I couldn't find this elsewhere so I thought I'd give it a try to figure out exactly how many numbers a typical desktop computer can represent in memory. I'm thinking about this in the context of numerical algorithms to solve mathematical problems.
I'm pretty sure single precision (SP) numbers, along with the typical 4- and 8-byte signed and unsigned integers are all a subset of the representable numbers in double precision (DP), so I think computing the number of representable numbers in DP would answer the question. Let's assume IEEE double precision, a very typical architecture found on most machines : 1 sign bit, 11 exponent ($e$) bits and 52 mantissa bits.
First, the normalized numbers (assumed leading 1 in the mantissa). With 52 available bits, there are $2^{52}$ different mantissas possible. For each mantissa there is an exponent associated with it. Note $e \in [0, 2047]$ for IEEE DP, but $e=0$ and $e=2047$ have special meanings ($0$, $NaN$, subnormalized numbers and $\pm \infty$, depending on the mantissa). So we actually have $2046$ different exponents available for normalized numbers. Also for each mantissa there are 2 signs available, $+$ and $-$.
Next, the subnormalized numbers (no leading 1 assumed in mantissa). Each subnormalized number still has $2^{52}$ bits available, but are characterized by $e = 0$, so only one available value for $e$. Again for each mantissa there are 2 signs available, $+$ and $-$.
Finally, the four special values $0$, $NaN$, $+\infty$ and $-\infty$ can be represented.
Putting these together, there are total of $$ 2 \cdot 2046 \cdot 2^{52} + 2 \cdot 2^{52} + 4 = 1.8437736874454810628E19 $$ (18.4 quintillion!) numbers representable on a typical computer.
Does this seem correct? Does anyone know of a good resource to verify it? I'm afraid I double counted something, or left a significant set of numbers out.
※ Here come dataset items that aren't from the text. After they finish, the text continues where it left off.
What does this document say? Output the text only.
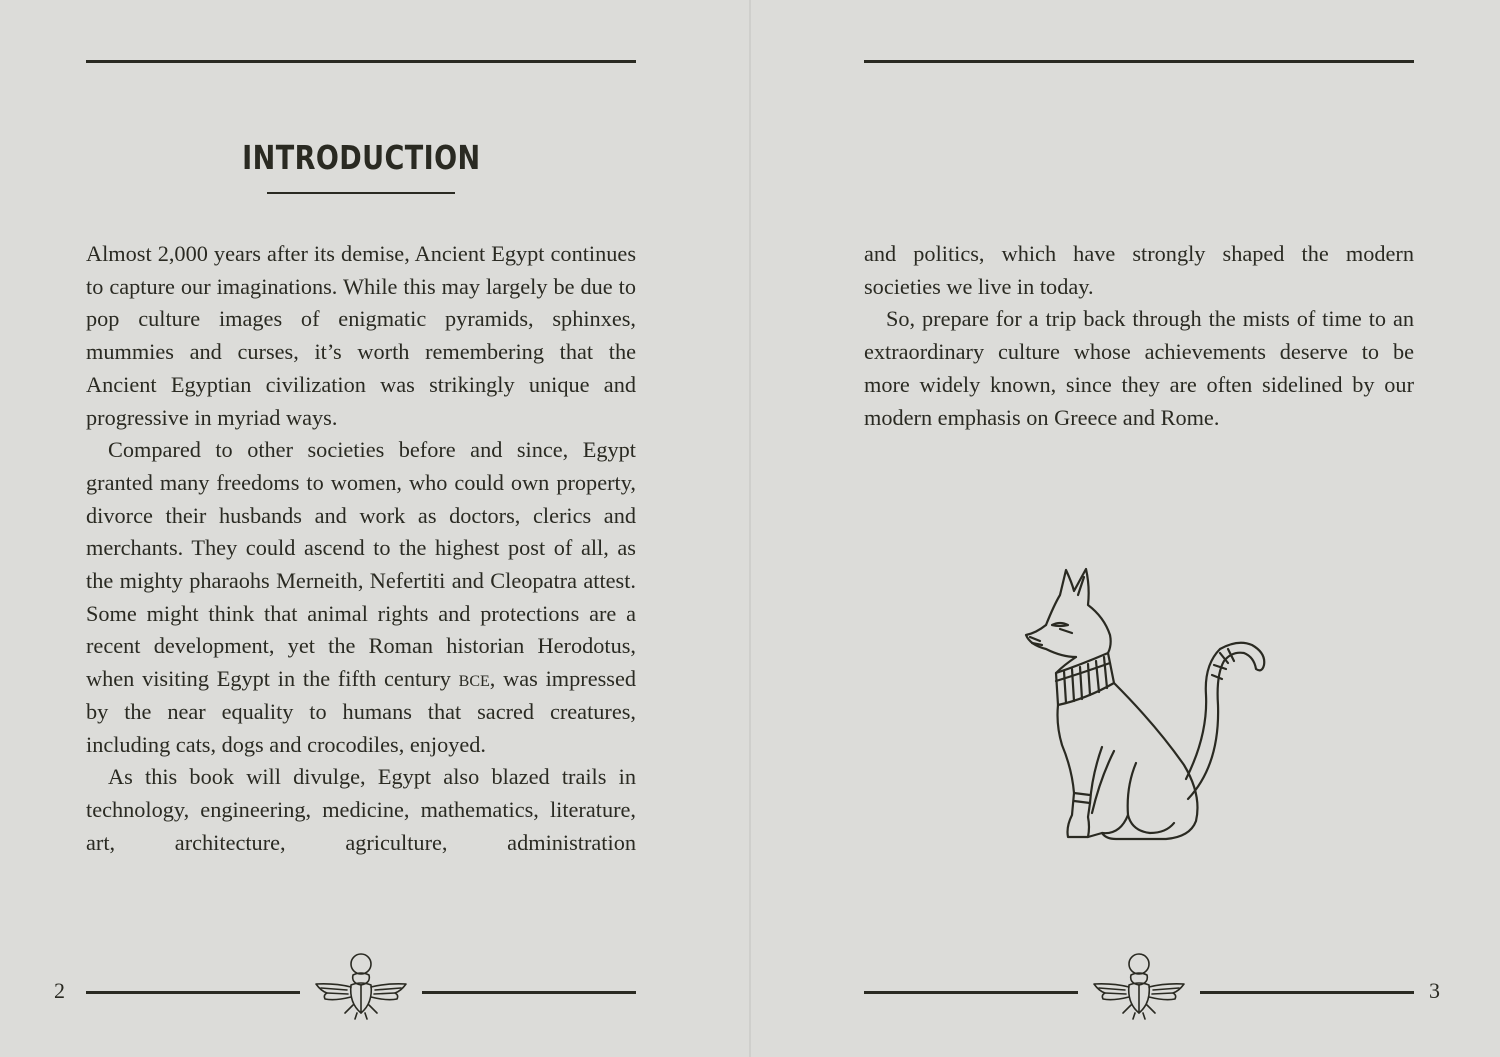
INTRODUCTION

Almost 2,000 years after its demise, Ancient Egypt continues to capture our imaginations. While this may largely be due to pop culture images of enigmatic pyramids, sphinxes, mummies and curses, it’s worth remembering that the Ancient Egyptian civilization was strikingly unique and progressive in myriad ways.

Compared to other societies before and since, Egypt granted many freedoms to women, who could own property, divorce their husbands and work as doctors, clerics and merchants. They could ascend to the highest post of all, as the mighty pharaohs Merneith, Nefertiti and Cleopatra attest. Some might think that animal rights and protections are a recent development, yet the Roman historian Herodotus, when visiting Egypt in the fifth century bce, was impressed by the near equality to humans that sacred creatures, including cats, dogs and crocodiles, enjoyed.

As this book will divulge, Egypt also blazed trails in technology, engineering, medicine, mathematics, literature, art, architecture, agriculture, administration

2

and politics, which have strongly shaped the modern societies we live in today.

So, prepare for a trip back through the mists of time to an extraordinary culture whose achievements deserve to be more widely known, since they are often sidelined by our modern emphasis on Greece and Rome.

3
There are 8-byte signed or unsigned integers that cannot be represented as a double-precision floating point.
For instance, the range of 64-bit unsigned integers is from 0 to $2^{64}-1$. This is a total of $2^{64}=18446744073709551616$, the maximum possible for a 64-bit value. Signed integers represent a different range, but the total number of integers possible is the same.
Evidently double-precision floating points, due to the NaNs, cannot represent so many numbers. If I'm not mistaken, every double-precision floating (except zero) has a unique representation. This means that we need exclude only the redundant NaNs. If the exponent is
7FF, then the value represented must be one of the infinities or NaN. There are $2^{53}=9007199254740992$ such numbers, of which only three are unique (NaN, $+\infty$, and $-\infty$).If $0$ and $-0$ are considered distinct, there are then: $$2^64-2^53+3=18437736874454810627$$
such numbers. If $0$ and $-0$ are considered equal, then there is one fewer. Your number is almost correct, but you double-count zeros (once as a subnormal number, and once as a special value).
(Also, it's worth noting that this limit is pretty artificial. Some [rare] computers support quadruple-precision floating points natively, for example. And of course, there are BigNumber and BigDecimal software implementations that support numbers of any size that will fit in memory.)